4. The method of claim 1, wherein, The nodes transmit data through process communication, and each node includes a data sending node and a data receiving node. The communication process corresponding to the aforementioned process communication method includes: The data sent by the data sending node is obtained through the scheduling node; The scheduling node fills the data sent by the data sending node into the corresponding message object to obtain the target message; The scheduling node determines the data receiving node associated with the data sending node based on the node topology. The target message is transmitted to the data receiving node through the scheduling node.

5. The method of claim 4, wherein, The step of filling the data sent by the data sending node into the corresponding message object through the scheduling node to obtain the target message includes: The scheduling node searches for the message object corresponding to the data sending node in the message object pool. The scheduling node fills the message object with the data sent by the data sending node to obtain the target message.

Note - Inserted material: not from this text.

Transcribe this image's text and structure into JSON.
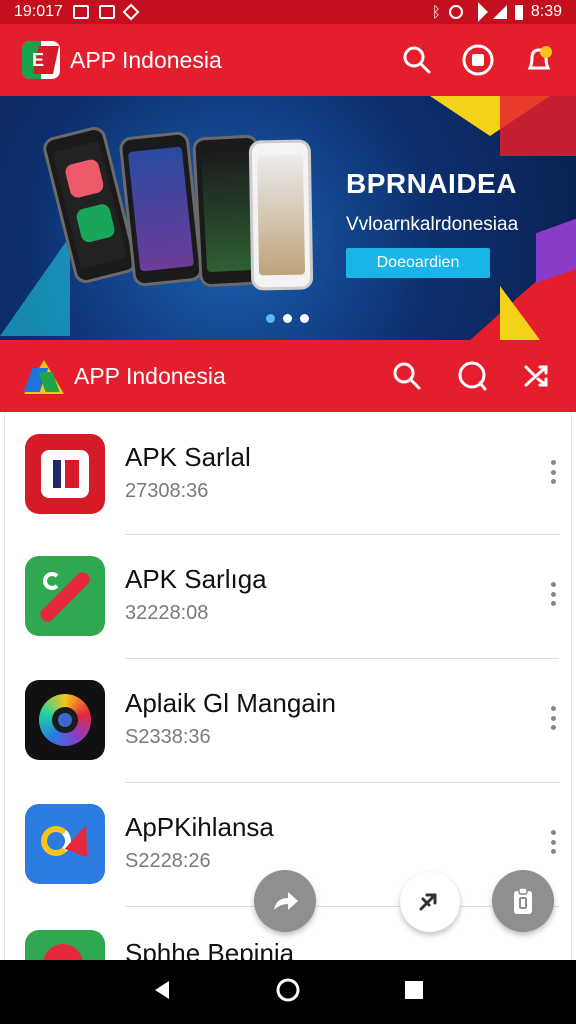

6. The method according to claim 4 or 5, characterized in that, After the data sent by the data sending node is filled into the corresponding message object through the scheduling node to obtain the target message, and before the data receiving node associated with the data sending node is determined by the scheduling node according to the node topology, the method further includes: The target message is stored in a message queue through the scheduling node; The step of transmitting the target message to the data receiving node through the scheduling node includes: The target message is retrieved from the message queue by the scheduling node; The target message is transmitted to the data receiving node through the scheduling node.

7. A data processing apparatus, characterized by, include: The first processing module is used to preprocess the image data to be processed through the data preprocessing node to obtain the target image data; The second processing module is used to perform target extraction processing on the target image data through the image data processing node to obtain the data of each target object in the target image data. The third processing module is used to perform post-processing on each target object data through the first post-processing node corresponding to the target object data to obtain the first post-processing result corresponding to the first post-processing node. The result integration module is used to integrate the first post-processing results corresponding to each of the first post-processing nodes through the data output node to obtain the data processing result corresponding to the image data to be processed. The device further includes: The first acquisition module is used to acquire multiple sensor data collected by the sensor through the sensor data reading node; The sixth processing module is used to perform alignment processing on the multiple sensor data based on the image data to be processed through the data alignment node to obtain the sensor data to be processed; wherein, the alignment processing includes timestamp alignment processing on the multiple sensor data; Specifically, the third processing module is used to perform post-processing on the target object data and the sensor data to be processed through the first post-processing node corresponding to the target object data when the first post-processing node is a second type of post-processing node, to obtain a first post-processing result corresponding to the first post-processing node, wherein the second type of post-processing node is the node that performs post-processing on the sensor data to be processed.

8. An electronic device, comprising: include: processor; Memory, used to store executable instructions; The processor is configured to read the executable instructions from the memory and execute the executable instructions to implement the data processing method according to any one of claims 1-6.

9. A computer-readable storage medium, characterized in that, The storage medium stores a computer program that, when executed by a processor, causes the processor to implement the data processing method according to any one of claims 1-6.

10. A vehicle, characterized in that, Includes the data processing apparatus as described in claim 7.